Deutsch-französische Beziehungen:
„Fortschritt ist auch unter schwierigen Umständen möglich“


Roland Theis ist Vorsitzender der Deutsch-Französischen Parlamentariergruppe. Im Gespräch mit dokdoc spricht er über Chancen und Herausforderungen der deutsch-französischen Zusammenarbeit – von Alltagsfragen in den Grenzregionen über gemeinsame Infrastruktur und Verteidigungsprojekte bis hin zu außenpolitischen Differenzen.
dokdoc: Herr Theis, Sie sind seit wenigen Tagen Vorsitzender der Deutsch-Französischen Parlamentariergruppe. Warum war es Ihnen persönlich wichtig, diese Position gleich zu Beginn Ihrer Abgeordnetenzeit zu übernehmen?
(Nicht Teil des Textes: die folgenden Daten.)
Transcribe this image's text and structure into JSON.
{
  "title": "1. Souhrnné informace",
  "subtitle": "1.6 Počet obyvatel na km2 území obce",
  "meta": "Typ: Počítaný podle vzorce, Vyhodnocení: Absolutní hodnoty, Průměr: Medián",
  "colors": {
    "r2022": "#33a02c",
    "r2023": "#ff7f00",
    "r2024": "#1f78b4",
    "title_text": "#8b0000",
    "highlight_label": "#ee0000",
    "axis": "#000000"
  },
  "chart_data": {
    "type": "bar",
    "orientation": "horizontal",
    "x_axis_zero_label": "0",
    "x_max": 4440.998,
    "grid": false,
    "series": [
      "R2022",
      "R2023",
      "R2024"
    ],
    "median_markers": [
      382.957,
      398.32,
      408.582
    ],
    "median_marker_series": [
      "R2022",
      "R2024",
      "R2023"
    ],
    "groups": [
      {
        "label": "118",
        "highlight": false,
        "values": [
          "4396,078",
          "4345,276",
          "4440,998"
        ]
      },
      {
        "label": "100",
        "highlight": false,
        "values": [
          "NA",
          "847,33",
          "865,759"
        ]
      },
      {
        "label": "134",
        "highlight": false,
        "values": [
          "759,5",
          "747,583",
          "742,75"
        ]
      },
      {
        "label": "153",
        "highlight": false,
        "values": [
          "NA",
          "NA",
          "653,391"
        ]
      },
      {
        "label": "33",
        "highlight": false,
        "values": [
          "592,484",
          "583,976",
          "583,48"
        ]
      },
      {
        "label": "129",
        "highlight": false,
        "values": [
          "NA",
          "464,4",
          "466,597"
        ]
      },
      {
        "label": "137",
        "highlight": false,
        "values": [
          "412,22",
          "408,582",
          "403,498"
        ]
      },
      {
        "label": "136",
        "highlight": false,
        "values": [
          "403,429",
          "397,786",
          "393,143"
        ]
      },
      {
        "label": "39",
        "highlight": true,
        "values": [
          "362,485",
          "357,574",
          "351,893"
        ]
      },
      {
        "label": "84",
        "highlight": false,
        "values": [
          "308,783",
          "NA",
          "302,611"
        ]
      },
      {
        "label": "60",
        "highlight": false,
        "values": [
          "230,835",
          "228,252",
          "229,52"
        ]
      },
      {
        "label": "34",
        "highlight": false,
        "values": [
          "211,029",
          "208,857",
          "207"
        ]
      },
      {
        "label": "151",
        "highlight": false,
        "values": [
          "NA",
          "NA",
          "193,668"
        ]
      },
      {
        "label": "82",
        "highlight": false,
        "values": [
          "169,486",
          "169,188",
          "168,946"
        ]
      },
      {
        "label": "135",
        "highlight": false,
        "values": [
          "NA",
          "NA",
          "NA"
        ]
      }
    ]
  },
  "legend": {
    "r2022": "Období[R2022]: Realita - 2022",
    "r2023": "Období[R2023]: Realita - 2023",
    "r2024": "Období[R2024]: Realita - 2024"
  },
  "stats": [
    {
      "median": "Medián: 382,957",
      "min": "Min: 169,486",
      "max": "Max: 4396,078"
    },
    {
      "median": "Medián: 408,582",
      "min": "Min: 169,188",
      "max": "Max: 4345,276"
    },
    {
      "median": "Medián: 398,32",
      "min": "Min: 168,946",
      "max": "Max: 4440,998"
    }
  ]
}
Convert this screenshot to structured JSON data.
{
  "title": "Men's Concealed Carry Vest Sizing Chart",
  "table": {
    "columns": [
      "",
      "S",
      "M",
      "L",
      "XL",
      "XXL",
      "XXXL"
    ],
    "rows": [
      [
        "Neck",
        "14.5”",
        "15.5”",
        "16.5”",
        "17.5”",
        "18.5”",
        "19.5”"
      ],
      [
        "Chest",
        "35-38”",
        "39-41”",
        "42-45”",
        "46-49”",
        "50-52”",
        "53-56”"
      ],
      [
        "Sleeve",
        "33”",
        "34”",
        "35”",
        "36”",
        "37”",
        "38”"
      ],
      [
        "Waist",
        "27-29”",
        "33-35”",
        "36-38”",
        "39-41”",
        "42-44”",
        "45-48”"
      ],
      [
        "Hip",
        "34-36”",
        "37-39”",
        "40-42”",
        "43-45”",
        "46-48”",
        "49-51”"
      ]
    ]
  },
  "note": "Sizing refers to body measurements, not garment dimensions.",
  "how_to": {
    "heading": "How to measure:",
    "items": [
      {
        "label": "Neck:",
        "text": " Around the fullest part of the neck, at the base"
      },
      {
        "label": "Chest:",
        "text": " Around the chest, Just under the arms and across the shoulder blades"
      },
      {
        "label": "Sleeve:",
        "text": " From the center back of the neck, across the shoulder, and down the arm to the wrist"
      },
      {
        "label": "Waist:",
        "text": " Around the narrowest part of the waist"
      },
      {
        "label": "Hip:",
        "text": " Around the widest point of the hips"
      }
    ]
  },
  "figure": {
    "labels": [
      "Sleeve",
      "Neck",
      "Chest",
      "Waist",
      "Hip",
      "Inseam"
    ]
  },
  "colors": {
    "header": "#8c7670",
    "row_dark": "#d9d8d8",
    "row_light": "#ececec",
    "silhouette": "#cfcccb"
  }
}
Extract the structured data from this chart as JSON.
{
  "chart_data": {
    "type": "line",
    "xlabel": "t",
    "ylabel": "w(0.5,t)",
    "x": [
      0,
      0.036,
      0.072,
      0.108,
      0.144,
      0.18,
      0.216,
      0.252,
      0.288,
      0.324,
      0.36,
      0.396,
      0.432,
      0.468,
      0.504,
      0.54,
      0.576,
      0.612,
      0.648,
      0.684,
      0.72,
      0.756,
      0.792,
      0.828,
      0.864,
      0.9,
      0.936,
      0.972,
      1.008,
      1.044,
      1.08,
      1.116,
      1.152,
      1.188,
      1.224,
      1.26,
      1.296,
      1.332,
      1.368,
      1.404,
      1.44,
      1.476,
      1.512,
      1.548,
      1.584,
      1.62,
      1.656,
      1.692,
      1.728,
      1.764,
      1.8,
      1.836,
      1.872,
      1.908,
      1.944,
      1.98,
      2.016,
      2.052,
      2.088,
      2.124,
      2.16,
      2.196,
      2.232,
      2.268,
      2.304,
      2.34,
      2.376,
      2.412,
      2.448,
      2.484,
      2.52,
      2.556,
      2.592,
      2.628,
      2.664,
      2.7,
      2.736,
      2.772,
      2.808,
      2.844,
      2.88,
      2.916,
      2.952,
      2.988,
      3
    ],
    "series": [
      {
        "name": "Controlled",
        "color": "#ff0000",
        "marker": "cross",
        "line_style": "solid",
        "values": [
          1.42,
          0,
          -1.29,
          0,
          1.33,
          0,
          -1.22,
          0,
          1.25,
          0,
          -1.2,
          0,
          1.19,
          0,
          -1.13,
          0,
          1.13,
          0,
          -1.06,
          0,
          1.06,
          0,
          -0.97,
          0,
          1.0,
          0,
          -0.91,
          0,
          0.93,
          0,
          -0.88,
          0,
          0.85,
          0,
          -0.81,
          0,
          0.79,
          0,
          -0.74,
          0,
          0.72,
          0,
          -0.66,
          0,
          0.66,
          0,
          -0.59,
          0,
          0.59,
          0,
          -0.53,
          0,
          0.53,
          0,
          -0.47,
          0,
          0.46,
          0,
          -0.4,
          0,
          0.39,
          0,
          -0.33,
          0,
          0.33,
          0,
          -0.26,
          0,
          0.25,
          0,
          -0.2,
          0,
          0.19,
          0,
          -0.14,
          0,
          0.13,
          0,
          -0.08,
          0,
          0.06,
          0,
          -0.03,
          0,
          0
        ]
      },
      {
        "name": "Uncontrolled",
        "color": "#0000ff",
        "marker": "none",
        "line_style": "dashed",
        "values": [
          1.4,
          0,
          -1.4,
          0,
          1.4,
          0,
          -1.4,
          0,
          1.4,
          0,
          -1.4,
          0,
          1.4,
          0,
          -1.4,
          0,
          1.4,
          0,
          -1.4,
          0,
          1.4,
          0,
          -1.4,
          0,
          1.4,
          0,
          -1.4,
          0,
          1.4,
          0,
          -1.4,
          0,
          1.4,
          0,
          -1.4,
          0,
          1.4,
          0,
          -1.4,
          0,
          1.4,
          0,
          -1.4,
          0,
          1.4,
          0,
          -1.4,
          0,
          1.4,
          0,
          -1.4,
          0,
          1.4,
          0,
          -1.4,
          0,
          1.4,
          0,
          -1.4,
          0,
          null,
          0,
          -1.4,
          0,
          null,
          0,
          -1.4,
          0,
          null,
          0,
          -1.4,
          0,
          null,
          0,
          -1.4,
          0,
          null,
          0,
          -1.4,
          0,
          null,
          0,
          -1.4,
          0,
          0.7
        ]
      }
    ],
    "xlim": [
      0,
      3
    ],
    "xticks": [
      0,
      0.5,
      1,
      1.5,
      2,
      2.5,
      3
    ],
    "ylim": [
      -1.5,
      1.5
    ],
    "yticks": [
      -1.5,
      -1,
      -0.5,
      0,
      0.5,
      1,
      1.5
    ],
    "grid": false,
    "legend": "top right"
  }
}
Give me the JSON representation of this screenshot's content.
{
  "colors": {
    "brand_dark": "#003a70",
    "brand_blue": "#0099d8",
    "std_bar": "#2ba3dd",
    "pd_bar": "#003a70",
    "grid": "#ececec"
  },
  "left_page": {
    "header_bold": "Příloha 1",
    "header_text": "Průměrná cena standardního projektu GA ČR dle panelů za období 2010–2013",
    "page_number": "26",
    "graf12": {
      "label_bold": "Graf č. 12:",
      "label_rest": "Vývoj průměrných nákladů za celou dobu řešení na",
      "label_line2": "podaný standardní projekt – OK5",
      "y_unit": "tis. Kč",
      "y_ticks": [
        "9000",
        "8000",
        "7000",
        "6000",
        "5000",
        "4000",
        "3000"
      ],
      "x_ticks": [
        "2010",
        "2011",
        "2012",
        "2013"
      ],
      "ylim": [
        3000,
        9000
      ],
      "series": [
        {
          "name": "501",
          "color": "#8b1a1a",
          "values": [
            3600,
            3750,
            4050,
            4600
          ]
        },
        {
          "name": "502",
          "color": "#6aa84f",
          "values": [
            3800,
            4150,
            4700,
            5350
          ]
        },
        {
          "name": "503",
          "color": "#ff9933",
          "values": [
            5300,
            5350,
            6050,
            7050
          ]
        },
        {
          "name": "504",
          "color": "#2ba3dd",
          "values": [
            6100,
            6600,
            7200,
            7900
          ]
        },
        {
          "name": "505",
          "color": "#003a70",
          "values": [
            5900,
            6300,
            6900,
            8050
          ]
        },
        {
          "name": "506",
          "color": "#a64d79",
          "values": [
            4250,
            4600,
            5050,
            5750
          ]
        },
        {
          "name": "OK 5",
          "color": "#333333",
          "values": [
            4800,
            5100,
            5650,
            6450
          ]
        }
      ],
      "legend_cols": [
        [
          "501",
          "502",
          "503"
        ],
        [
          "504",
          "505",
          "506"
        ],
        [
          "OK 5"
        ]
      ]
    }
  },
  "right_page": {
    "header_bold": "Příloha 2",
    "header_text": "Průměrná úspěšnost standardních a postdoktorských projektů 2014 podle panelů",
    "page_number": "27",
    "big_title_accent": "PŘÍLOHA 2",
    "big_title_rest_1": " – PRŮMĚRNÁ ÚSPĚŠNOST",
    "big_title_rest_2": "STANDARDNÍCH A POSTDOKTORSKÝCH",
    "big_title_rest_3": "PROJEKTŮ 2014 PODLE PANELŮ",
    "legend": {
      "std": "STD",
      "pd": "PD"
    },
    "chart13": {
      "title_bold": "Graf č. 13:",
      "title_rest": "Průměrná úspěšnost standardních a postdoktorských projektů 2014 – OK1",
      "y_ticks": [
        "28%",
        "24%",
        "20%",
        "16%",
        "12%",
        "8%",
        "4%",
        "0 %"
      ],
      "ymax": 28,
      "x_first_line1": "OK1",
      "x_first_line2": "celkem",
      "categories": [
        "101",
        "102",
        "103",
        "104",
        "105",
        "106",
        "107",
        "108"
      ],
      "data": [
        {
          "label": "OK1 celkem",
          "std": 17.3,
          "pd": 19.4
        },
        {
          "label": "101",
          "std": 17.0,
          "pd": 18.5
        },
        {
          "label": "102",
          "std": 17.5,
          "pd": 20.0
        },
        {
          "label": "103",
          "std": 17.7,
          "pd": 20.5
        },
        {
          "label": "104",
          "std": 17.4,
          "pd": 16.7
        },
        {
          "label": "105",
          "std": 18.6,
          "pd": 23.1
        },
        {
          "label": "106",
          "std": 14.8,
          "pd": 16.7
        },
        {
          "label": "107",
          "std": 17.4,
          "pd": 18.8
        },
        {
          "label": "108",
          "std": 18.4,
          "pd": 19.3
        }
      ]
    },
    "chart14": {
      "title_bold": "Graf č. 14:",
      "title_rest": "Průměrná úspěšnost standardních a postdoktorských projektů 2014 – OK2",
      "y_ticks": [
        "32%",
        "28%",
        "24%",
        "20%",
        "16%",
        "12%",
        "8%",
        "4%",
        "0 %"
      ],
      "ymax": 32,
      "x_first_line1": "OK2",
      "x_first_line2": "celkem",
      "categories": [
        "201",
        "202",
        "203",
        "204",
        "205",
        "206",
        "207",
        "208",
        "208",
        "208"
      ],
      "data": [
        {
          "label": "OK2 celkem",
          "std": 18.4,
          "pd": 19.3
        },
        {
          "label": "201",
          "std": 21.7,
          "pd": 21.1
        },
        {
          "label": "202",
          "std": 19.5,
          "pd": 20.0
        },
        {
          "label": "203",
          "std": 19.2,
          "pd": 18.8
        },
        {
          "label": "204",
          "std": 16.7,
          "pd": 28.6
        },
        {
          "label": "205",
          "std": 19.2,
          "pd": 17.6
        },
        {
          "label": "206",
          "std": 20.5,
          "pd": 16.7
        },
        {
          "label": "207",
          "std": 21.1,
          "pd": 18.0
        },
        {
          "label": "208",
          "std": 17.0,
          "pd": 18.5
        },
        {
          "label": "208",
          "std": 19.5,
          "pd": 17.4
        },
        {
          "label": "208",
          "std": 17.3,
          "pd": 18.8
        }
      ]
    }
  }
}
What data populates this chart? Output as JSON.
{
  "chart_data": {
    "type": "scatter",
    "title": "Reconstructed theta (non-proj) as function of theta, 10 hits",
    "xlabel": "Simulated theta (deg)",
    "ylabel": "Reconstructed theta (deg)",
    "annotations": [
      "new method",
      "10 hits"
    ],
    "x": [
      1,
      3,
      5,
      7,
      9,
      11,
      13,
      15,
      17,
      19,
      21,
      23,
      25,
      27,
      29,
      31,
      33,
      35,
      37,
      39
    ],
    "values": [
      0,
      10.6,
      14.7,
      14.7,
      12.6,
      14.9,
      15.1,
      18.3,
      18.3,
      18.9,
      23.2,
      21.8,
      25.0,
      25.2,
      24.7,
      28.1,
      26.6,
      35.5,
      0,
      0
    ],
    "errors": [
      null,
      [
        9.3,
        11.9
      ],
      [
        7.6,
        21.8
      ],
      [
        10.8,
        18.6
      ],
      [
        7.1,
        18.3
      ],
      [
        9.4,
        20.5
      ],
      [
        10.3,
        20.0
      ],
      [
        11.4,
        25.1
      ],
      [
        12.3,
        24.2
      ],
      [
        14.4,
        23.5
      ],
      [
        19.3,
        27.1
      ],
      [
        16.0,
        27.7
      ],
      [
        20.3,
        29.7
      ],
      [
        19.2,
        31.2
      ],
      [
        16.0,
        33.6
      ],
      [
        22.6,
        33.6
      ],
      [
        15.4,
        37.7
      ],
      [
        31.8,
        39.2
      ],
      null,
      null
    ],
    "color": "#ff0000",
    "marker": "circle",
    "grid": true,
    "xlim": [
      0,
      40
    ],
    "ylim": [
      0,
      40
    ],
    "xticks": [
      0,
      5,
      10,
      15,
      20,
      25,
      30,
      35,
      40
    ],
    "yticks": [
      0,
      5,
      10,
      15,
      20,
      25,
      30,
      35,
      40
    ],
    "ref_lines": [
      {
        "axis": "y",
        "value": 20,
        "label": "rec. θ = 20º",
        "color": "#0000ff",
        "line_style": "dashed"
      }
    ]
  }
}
Roland Theis: Die Parlamentariergruppe bietet die Möglichkeit, jenseits von Fraktionen und Parteigrenzen den Dialog auf parlamentarischer Ebene zu vertiefen. Dabei geht es auch darum, über die kulturellen Unterschiede zwischen Deutschland und Frankreich hinweg einen kontinuierlichen Dialog zu initiieren und zu pflegen, der das gegenseitige Verständnis stärkt – und das halte ich für besonders wichtig. Sie wissen, ich bin Saarländer. Wir verstehen uns oft als eine Art Brücke, ein Scharnier zwischen Deutschland und Frankreich – dank unserer geografischen Lage, unserer Geschichte und der besonderen Verantwortung, die sich daraus ergibt. Diese Aufgabe auch im Deutschen Bundestag wahrzunehmen, empfinde ich als sehr reizvoll und zugleich bedeutsam.
dokdoc: Sie sind viel in der Grenzregion unterwegs und kennen genau die Hindernisse, mit denen die Menschen auf beiden Seiten der Grenze täglich konfrontiert sind. Was hat sich seit dem Abschluss des Aachener Vertrags für sie verbessert?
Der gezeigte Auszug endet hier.